Let $X\in \mathbb R^d,Y\in \mathbb R$ be random variables. The expected prediction error of a predictor $f$ is
$$ \mathbb E[(f(X) - Y)]^2. $$
Suppose the true distribution of data satisfies
- There is $\beta\in\mathbb R^d, \sigma^2\in\mathbb R_{>0}$ such that $Y\sim \mathcal N(\beta^TX, \sigma^2)$.
- $\mathbb E[X] = 0$.
Suppose we draw a sample of $N$ points from this distribution, and let $f$ be the predictor formed by linear regression.

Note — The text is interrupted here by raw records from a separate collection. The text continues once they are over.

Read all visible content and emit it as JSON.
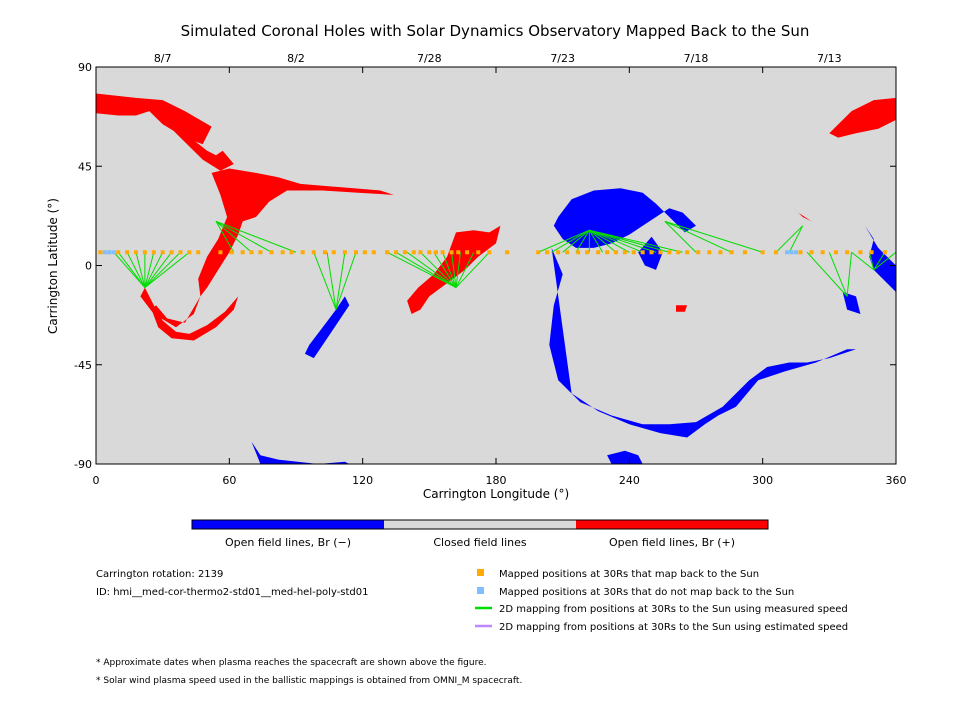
{
  "title": "Simulated Coronal Holes with Solar Dynamics Observatory Mapped Back to the Sun",
  "colors": {
    "background": "#d9d9d9",
    "negative": "#0000ff",
    "positive": "#ff0000",
    "mapped": "#ffaa00",
    "unmapped": "#7fbfff",
    "measured": "#00dd00",
    "estimated": "#bb88ff"
  },
  "chart_data": {
    "type": "scatter",
    "title": "Simulated Coronal Holes with Solar Dynamics Observatory Mapped Back to the Sun",
    "xlabel": "Carrington Longitude (°)",
    "ylabel": "Carrington Latitude (°)",
    "xlim": [
      0,
      360
    ],
    "ylim": [
      -90,
      90
    ],
    "xticks": [
      0,
      60,
      120,
      180,
      240,
      300,
      360
    ],
    "yticks": [
      -90,
      -45,
      0,
      45,
      90
    ],
    "top_axis": {
      "labels": [
        {
          "lon": 30,
          "label": "8/7"
        },
        {
          "lon": 90,
          "label": "8/2"
        },
        {
          "lon": 150,
          "label": "7/28"
        },
        {
          "lon": 210,
          "label": "7/23"
        },
        {
          "lon": 270,
          "label": "7/18"
        },
        {
          "lon": 330,
          "label": "7/13"
        }
      ]
    },
    "mapped_points_lon": [
      2,
      6,
      10,
      14,
      18,
      22,
      26,
      30,
      34,
      38,
      42,
      46,
      56,
      61,
      66,
      70,
      74,
      79,
      84,
      88,
      93,
      98,
      103,
      107,
      112,
      117,
      121,
      125,
      131,
      135,
      139,
      143,
      146,
      150,
      153,
      156,
      160,
      163,
      167,
      172,
      177,
      185,
      199,
      203,
      208,
      212,
      217,
      221,
      226,
      230,
      234,
      238,
      242,
      246,
      250,
      254,
      258,
      262,
      266,
      271,
      276,
      281,
      286,
      292,
      300,
      306,
      317,
      322,
      327,
      333,
      338,
      344,
      349,
      355
    ],
    "mapped_lat": 6,
    "unmapped_points_lon": [
      4,
      6,
      8,
      311,
      313,
      315
    ],
    "coronal_holes": [
      {
        "polarity": "positive",
        "name": "north-polar-west",
        "lon": [
          0,
          18,
          30,
          40,
          52,
          48,
          40,
          30,
          24,
          18,
          10,
          0
        ],
        "lat": [
          78,
          76,
          75,
          70,
          63,
          55,
          58,
          64,
          70,
          68,
          68,
          69
        ]
      },
      {
        "polarity": "positive",
        "name": "arm-1",
        "lon": [
          24,
          32,
          40,
          50,
          54,
          57,
          62,
          56,
          48,
          38,
          30,
          24
        ],
        "lat": [
          74,
          68,
          60,
          52,
          50,
          52,
          46,
          43,
          48,
          58,
          66,
          72
        ]
      },
      {
        "polarity": "positive",
        "name": "hole-a",
        "lon": [
          52,
          60,
          72,
          82,
          92,
          104,
          116,
          128,
          134,
          118,
          102,
          86,
          78,
          72,
          66,
          64,
          60,
          55,
          50,
          47,
          46,
          50,
          55,
          59,
          56,
          52
        ],
        "lat": [
          42,
          44,
          42,
          40,
          37,
          36,
          35,
          34,
          32,
          33,
          34,
          34,
          29,
          22,
          20,
          14,
          6,
          -2,
          -10,
          -14,
          -6,
          4,
          12,
          22,
          32,
          42
        ]
      },
      {
        "polarity": "positive",
        "name": "hook-a",
        "lon": [
          47,
          44,
          36,
          26,
          20,
          22,
          26,
          30,
          36,
          42,
          50,
          58,
          64,
          62,
          54,
          44,
          34,
          28,
          25,
          27,
          32,
          40,
          47
        ],
        "lat": [
          -14,
          -22,
          -28,
          -22,
          -14,
          -10,
          -18,
          -25,
          -30,
          -31,
          -27,
          -21,
          -14,
          -20,
          -28,
          -34,
          -33,
          -28,
          -20,
          -18,
          -24,
          -26,
          -14
        ]
      },
      {
        "polarity": "positive",
        "name": "hole-b",
        "lon": [
          162,
          170,
          177,
          182,
          180,
          172,
          166,
          158,
          150,
          146,
          142,
          140,
          145,
          152,
          158,
          162
        ],
        "lat": [
          15,
          16,
          15,
          18,
          10,
          4,
          -2,
          -8,
          -14,
          -20,
          -22,
          -16,
          -10,
          -4,
          4,
          15
        ]
      },
      {
        "polarity": "negative",
        "name": "hole-c",
        "lon": [
          208,
          214,
          224,
          236,
          246,
          252,
          260,
          265,
          270,
          264,
          258,
          252,
          246,
          240,
          232,
          224,
          216,
          210,
          206,
          208
        ],
        "lat": [
          22,
          30,
          34,
          35,
          33,
          28,
          20,
          15,
          18,
          24,
          26,
          22,
          18,
          14,
          10,
          8,
          8,
          12,
          18,
          22
        ]
      },
      {
        "polarity": "negative",
        "name": "hole-c-tail",
        "lon": [
          205,
          210,
          206,
          204,
          208,
          218,
          232,
          246,
          258,
          270,
          282,
          294,
          302,
          312,
          320,
          330,
          342,
          338,
          324,
          310,
          298,
          288,
          280,
          274,
          266,
          254,
          240,
          226,
          214,
          205
        ],
        "lat": [
          8,
          -4,
          -18,
          -36,
          -52,
          -62,
          -68,
          -72,
          -72,
          -71,
          -64,
          -52,
          -46,
          -44,
          -44,
          -42,
          -38,
          -38,
          -44,
          -48,
          -52,
          -64,
          -68,
          -72,
          -78,
          -76,
          -72,
          -66,
          -58,
          8
        ]
      },
      {
        "polarity": "negative",
        "name": "inner-c",
        "lon": [
          250,
          255,
          252,
          247,
          244,
          250
        ],
        "lat": [
          13,
          6,
          -2,
          0,
          6,
          13
        ]
      },
      {
        "polarity": "negative",
        "name": "hole-d",
        "lon": [
          112,
          108,
          102,
          96,
          94,
          98,
          106,
          114,
          112
        ],
        "lat": [
          -14,
          -20,
          -28,
          -36,
          -40,
          -42,
          -30,
          -18,
          -14
        ]
      },
      {
        "polarity": "negative",
        "name": "hole-e",
        "lon": [
          346,
          350,
          348,
          350,
          356,
          360,
          360,
          352,
          346
        ],
        "lat": [
          18,
          12,
          4,
          -2,
          -8,
          -12,
          0,
          8,
          18
        ]
      },
      {
        "polarity": "negative",
        "name": "hole-e2",
        "lon": [
          336,
          342,
          344,
          338,
          336
        ],
        "lat": [
          -12,
          -14,
          -22,
          -20,
          -12
        ]
      },
      {
        "polarity": "negative",
        "name": "south-polar",
        "lon": [
          70,
          74,
          82,
          100,
          112,
          114,
          90,
          74,
          70
        ],
        "lat": [
          -80,
          -86,
          -88,
          -90,
          -89,
          -90,
          -90,
          -90,
          -80
        ]
      },
      {
        "polarity": "negative",
        "name": "south-polar-2",
        "lon": [
          230,
          238,
          244,
          246,
          240,
          232,
          230
        ],
        "lat": [
          -86,
          -84,
          -86,
          -90,
          -90,
          -90,
          -86
        ]
      },
      {
        "polarity": "positive",
        "name": "north-polar-east",
        "lon": [
          330,
          340,
          350,
          360,
          360,
          352,
          342,
          334,
          330
        ],
        "lat": [
          60,
          70,
          75,
          76,
          66,
          62,
          60,
          58,
          60
        ]
      },
      {
        "polarity": "positive",
        "name": "small-e",
        "lon": [
          312,
          318,
          322,
          316,
          312
        ],
        "lat": [
          28,
          22,
          20,
          24,
          28
        ]
      },
      {
        "polarity": "positive",
        "name": "small-f",
        "lon": [
          261,
          266,
          265,
          261
        ],
        "lat": [
          -18,
          -18,
          -21,
          -21
        ]
      }
    ],
    "mappings": [
      {
        "end": [
          22,
          -10
        ],
        "from": [
          8,
          10,
          14,
          18,
          22,
          26,
          30,
          34,
          38,
          42
        ]
      },
      {
        "end": [
          54,
          20
        ],
        "from": [
          62,
          70,
          79,
          90
        ]
      },
      {
        "end": [
          108,
          -20
        ],
        "from": [
          98,
          104,
          112,
          117
        ]
      },
      {
        "end": [
          162,
          -10
        ],
        "from": [
          131,
          135,
          140,
          146,
          152,
          156,
          160,
          164,
          170,
          177
        ]
      },
      {
        "end": [
          222,
          16
        ],
        "from": [
          199,
          205,
          210,
          216,
          222,
          228,
          234,
          240,
          246,
          252,
          258,
          264
        ]
      },
      {
        "end": [
          256,
          20
        ],
        "from": [
          270,
          286,
          300
        ]
      },
      {
        "end": [
          318,
          18
        ],
        "from": [
          306,
          312
        ]
      },
      {
        "end": [
          338,
          -14
        ],
        "from": [
          320,
          330,
          340
        ]
      },
      {
        "end": [
          350,
          -2
        ],
        "from": [
          340,
          348,
          355,
          360
        ]
      }
    ]
  },
  "colorbar": {
    "labels": [
      "Open field lines, Br (−)",
      "Closed field lines",
      "Open field lines, Br (+)"
    ]
  },
  "info": {
    "rotation": "Carrington rotation: 2139",
    "id": "ID: hmi__med-cor-thermo2-std01__med-hel-poly-std01"
  },
  "legend": [
    {
      "kind": "square",
      "color": "#ffaa00",
      "label": "Mapped positions at 30Rs that map back to the Sun"
    },
    {
      "kind": "square",
      "color": "#7fbfff",
      "label": "Mapped positions at 30Rs that do not map back to the Sun"
    },
    {
      "kind": "line",
      "color": "#00dd00",
      "label": "2D mapping from positions at 30Rs to the Sun using measured speed"
    },
    {
      "kind": "line",
      "color": "#bb88ff",
      "label": "2D mapping from positions at 30Rs to the Sun using estimated speed"
    }
  ],
  "notes": [
    "* Approximate dates when plasma reaches the spacecraft are shown above the figure.",
    "* Solar wind plasma speed used in the ballistic mappings is obtained from OMNI_M spacecraft."
  ]
}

Equation 2.28 of Elements of Statistical Learning computes the expected prediction error of $f$ as approximately being
$$ EPE(f)\approx \sigma^2(d/N) + \sigma^2. $$
Is there a way to make this more formal?
It is only approximate because it uses $\mathbf{X}^T\mathbf{X}/N\to Cov(X)$ as $N\to\infty$, where $\mathbf{X}$ is the $N\times d$ data matrix to conclude
$$ \mathbb E [x_0^T (\mathbf{X}^T\mathbf{X})^{-1} x_0] \approx \mathbb E [x_0^T Cov(X)^{-1} x_0]/N, $$
where $x_0$ is another observation of $X$ independent of $\mathbf{X}$.